Ethnographic research excels at revealing these hidden beliefs because it studies behaviour in context, not just what people say they think. When researchers spend time observing how welfare officers actually process applications, they uncover the unconscious belief that complexity equals rigour, even when it creates barriers. Journey mapping exposes another layer: by tracing each step someone takes through a system, we see where "that's just how it is" moments reveal fixed assumptions about who deserves help, what's possible, or what's normal.

But surfacing mental models isn't enough. Transformation happens through experience, not argument. When we share stories from user research, a single parent's narrative about navigating services does what no statistic can: it replaces an abstract "service user" with a human being. Speculative design takes this further by prototyping alternative realities. What if welfare was a universal right? What if communities controlled their own services? By making these futures tangible through artifacts and experiences, we expand imagination beyond current constraints. Most powerfully, when stakeholders participate in creating these alternatives, they begin to believe change is possible.

In our work with the State Electricity Commission, energy retailers initially saw consumer solar as threats to grid stability. But during collaborative mapping sessions, when retailers understood that families were using battery storage to keep medical equipment running during outages, the fundamental assumption shifted. "These aren't system disruptors, they're distributed resilience assets" became the new narrative. The visual systems map reframed the entire conversation from control to orchestration.

From Service Design to Systems Design

Working across all five conditions requires understanding ourselves as catalysts, not heroes. Success isn't a beautiful blueprint but shifted conditions that persist after we leave.
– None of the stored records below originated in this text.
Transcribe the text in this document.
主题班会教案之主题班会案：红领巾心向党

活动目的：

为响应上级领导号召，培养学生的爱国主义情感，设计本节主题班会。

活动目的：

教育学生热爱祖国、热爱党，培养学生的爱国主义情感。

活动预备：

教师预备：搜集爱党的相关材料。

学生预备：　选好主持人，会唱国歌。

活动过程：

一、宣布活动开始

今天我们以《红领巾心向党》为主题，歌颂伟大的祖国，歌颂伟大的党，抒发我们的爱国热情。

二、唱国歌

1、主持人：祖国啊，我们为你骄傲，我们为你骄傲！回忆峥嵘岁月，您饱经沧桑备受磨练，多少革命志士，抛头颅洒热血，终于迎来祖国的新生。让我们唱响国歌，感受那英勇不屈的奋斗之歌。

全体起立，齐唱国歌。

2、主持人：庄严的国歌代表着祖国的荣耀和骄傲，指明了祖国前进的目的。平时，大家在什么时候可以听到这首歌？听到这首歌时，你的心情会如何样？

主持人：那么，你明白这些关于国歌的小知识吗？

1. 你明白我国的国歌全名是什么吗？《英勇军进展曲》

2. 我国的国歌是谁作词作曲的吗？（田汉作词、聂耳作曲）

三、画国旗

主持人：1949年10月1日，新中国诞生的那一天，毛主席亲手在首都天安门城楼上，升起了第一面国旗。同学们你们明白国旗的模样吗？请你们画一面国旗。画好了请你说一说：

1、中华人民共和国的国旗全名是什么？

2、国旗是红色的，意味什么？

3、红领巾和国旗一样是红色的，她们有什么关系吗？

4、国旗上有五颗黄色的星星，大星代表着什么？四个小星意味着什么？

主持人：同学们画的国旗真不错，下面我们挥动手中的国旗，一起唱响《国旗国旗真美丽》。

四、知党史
The SEC project demonstrates this. Rather than designing a "better" energy system, we revealed conditions holding the current system in place. The collaborative mapping process didn't just document the system. It began changing it.

The Choice Is Ours

Human-centred design has always had the tools for systems change. The question isn't whether HCD can do systems change. It's whether we're brave enough to use it that way.

For designers: Are you willing to look beyond user satisfaction to system transformation? To measure success in shifted power, not just service improvements?

For systems practitioners: Are you ready to move beyond analysis to intervention? To use design methods not as add-ons but as core systems change practice?

When we aim HCD at the conditions that hold problems in place, not just symptoms, we become systems change practitioners. Whether you started as a designer or a systems thinker, the tools exist. The frameworks align. The only question is ambition.